Non basta l’orientamento per ridurre il divario di genere nella scelta dei percorsi Stem. Nell’anno accademico 2021-2022 gli iscritti alle lauree Stem erano 494.193 (il 3,1% in più rispetto a due anni prima), pari al 27,1% del totale degli studenti universitari. Di questi, il 37% erano donne (182.960 studentesse). Sebbene ancora minoritaria (il 39,4% delle immatricolazioni), la componente femminile cresce nello stesso periodo a un ritmo superiore: +4,7%. Tra i top performer in matematica ai test Invalsi nell’ultimo anno delle superiori, nell’anno 2019-2020 solo il 45,8% si è iscritto poi a un corso di laurea Stem, ma con una forte differenza di genere: il 56,6% dei maschi e il 33,7% delle femmine.

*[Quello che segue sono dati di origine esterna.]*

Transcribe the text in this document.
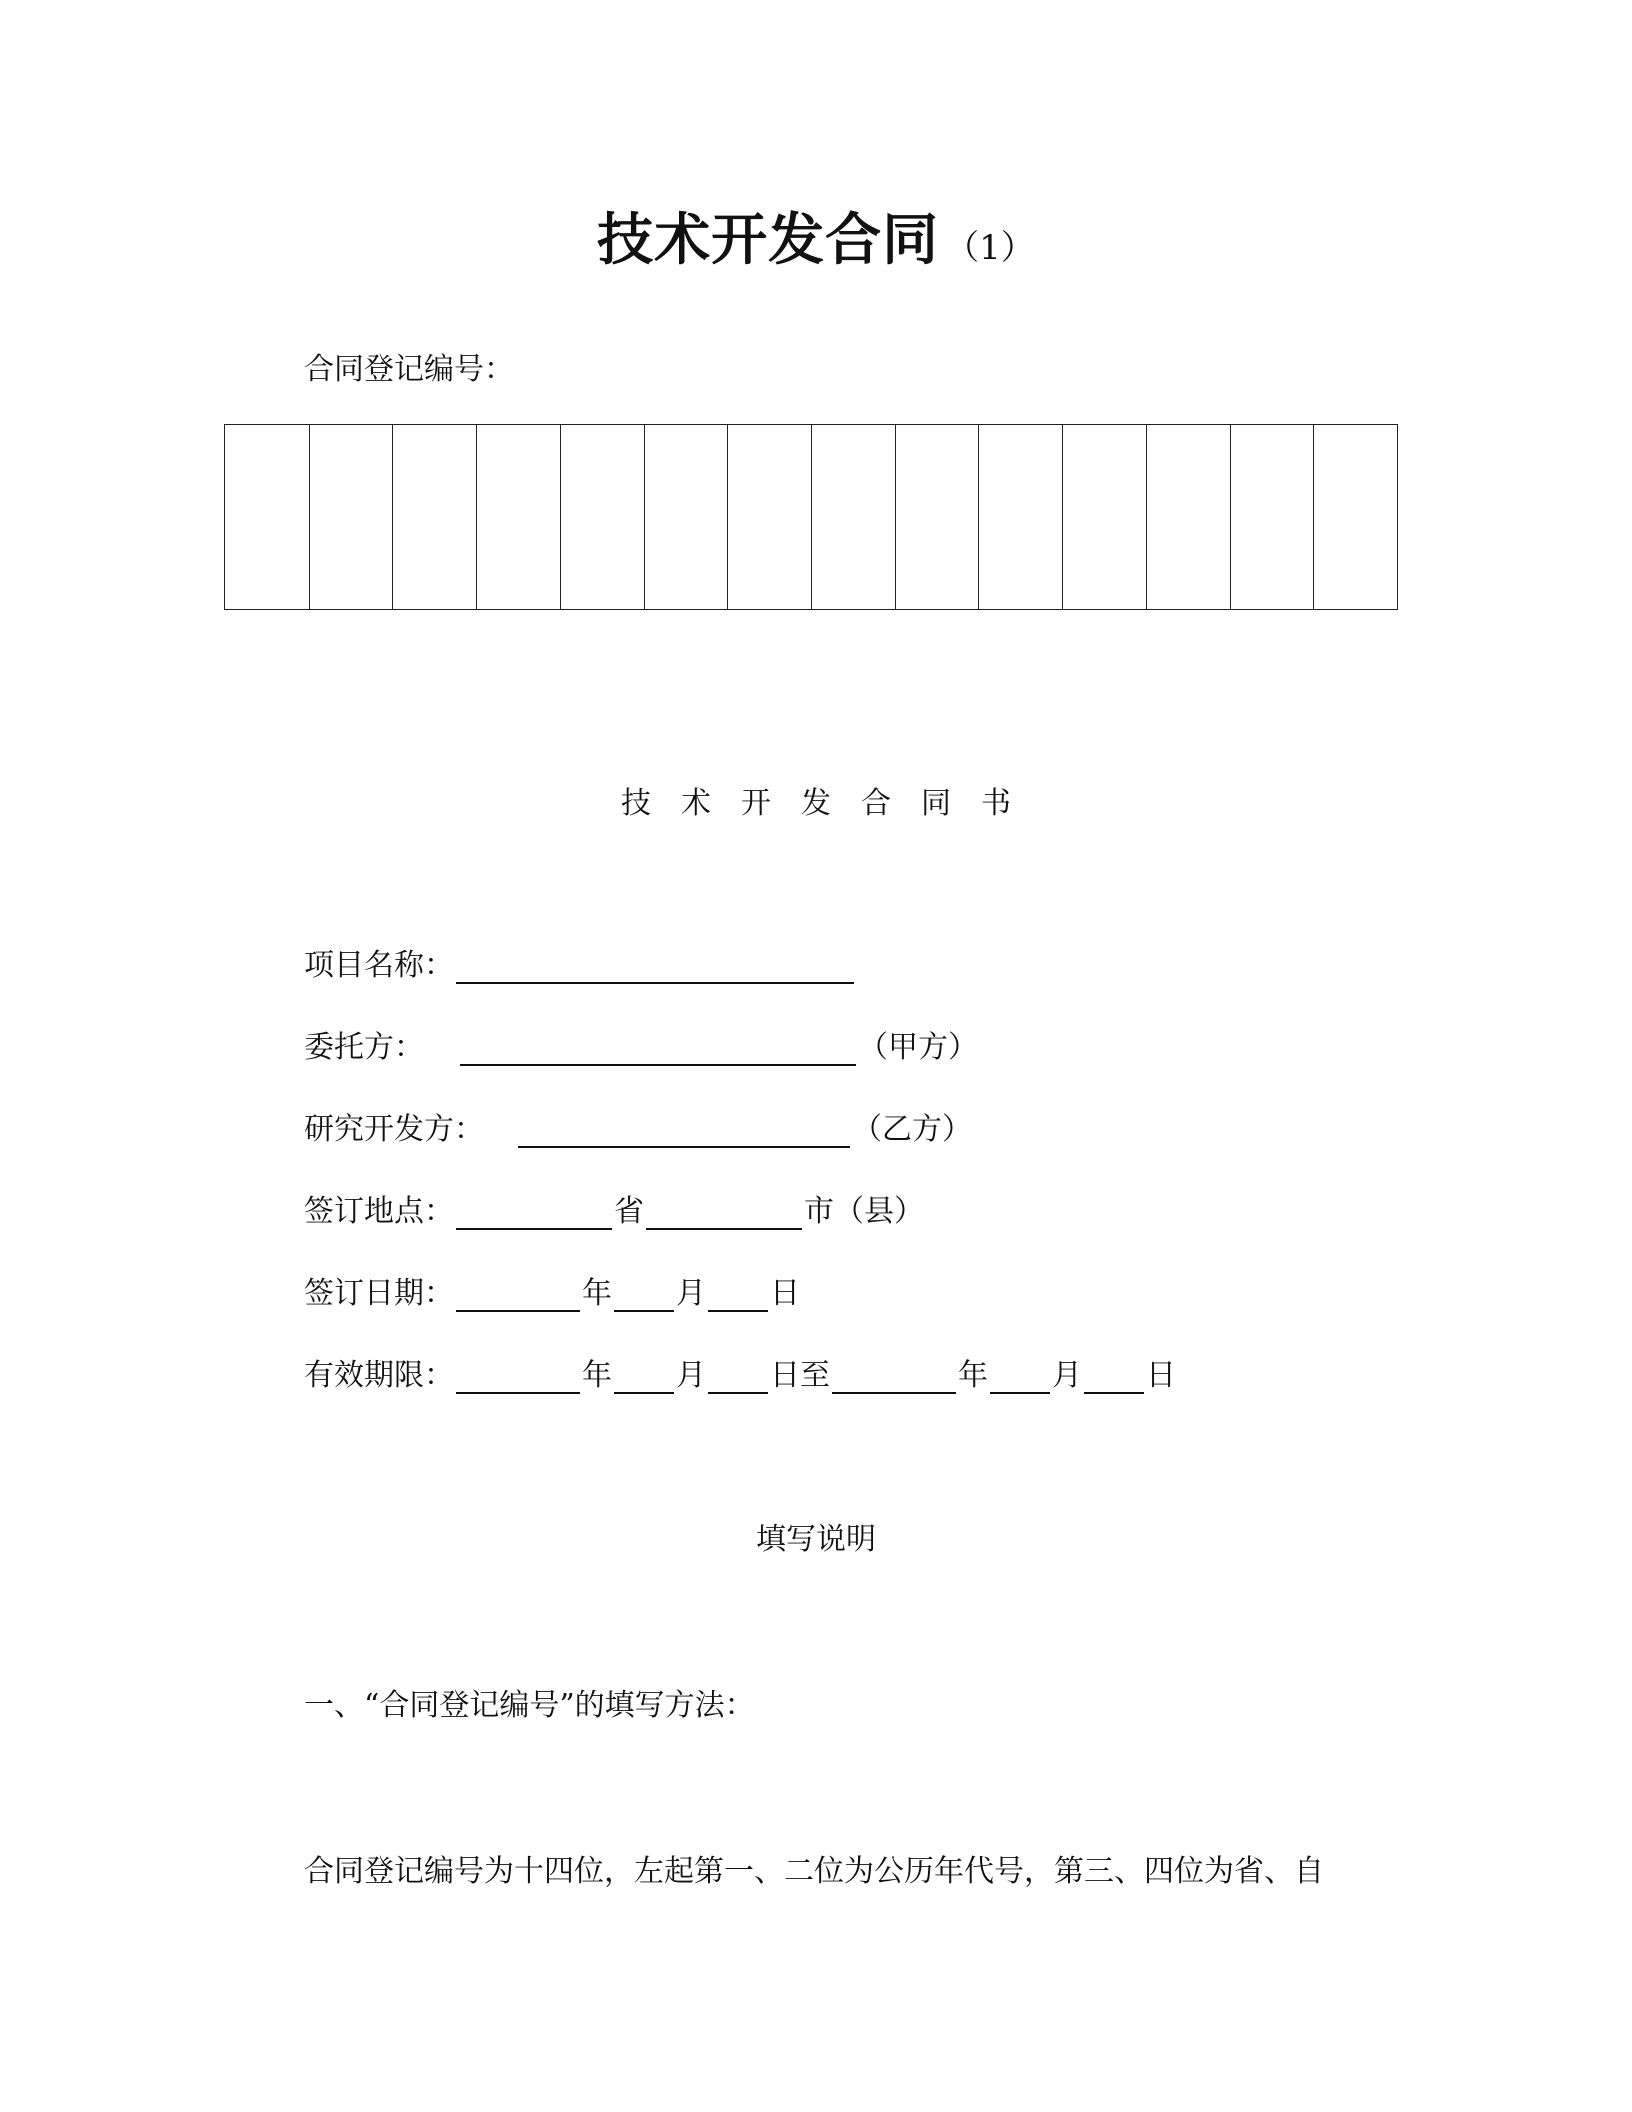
技术开发合同 （1）
合同登记编号：
技术开发合同书
项目名称：
委托方：	（甲方）
研究开发方：	（乙方）
签订地点：	省	市（县）
签订日期：	年 月 日
有效期限：	年 月 日至	年 月 日
填写说明
一、“合同登记编号”的填写方法：
合同登记编号为十四位，左起第一、二位为公历年代号，第三、四位为省、自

Studiare a lungo conviene, ma i divari di genere sono ancora profondi. Tra i giovani 25-34enni i tassi di occupazione sono particolarmente bassi, collocando il nostro Paese all’ultimo posto in Europa: il 66,1% il 79,0% medio. Ma confermano il vantaggio competitivo associato al conseguimento di titoli di studio più elevati. Nel 2022 il tasso di occupazione dei 25-34enni con la licenza media è del 53,9%, sale al 67,6% tra chi è in possesso del diploma e arriva al 72,8% tra i laureati. Studiare più a lungo in Italia avvantaggia soprattutto le donne. Tra le 25-34enni il possesso di un titolo di scuola secondaria di secondo grado o post-secondario sviluppa un differenziale, rispetto a chi si ferma a titoli di studio inferiori, di ben 23,5 punti percentuali. Un ulteriore incremento, di 15,3 punti percentuali, rispetto a chi possiede titoli di secondaria di secondo grado o post-secondaria si ottiene con il possesso di un titolo di studio terziario. Se si restringe l’analisi ai soli 30-34enni, il vantaggio occupazionale della laurea rispetto al diploma tra le donne diventa ancora più marcato, salendo a 23,5 punti percentuali, mentre quello degli uomini si ferma ad appena 3,2 punti percentuali di differenza. Ma il divario di genere investe le retribuzioni. Fatto 100 il salario di un uomo 25-34enne, il salario di una donna della stessa età è pari a 90 tra chi possiede al massimo il titolo secondario di primo grado, a 85 con diploma di scuola secondaria di secondo grado, a 89 con l’istruzione terziaria.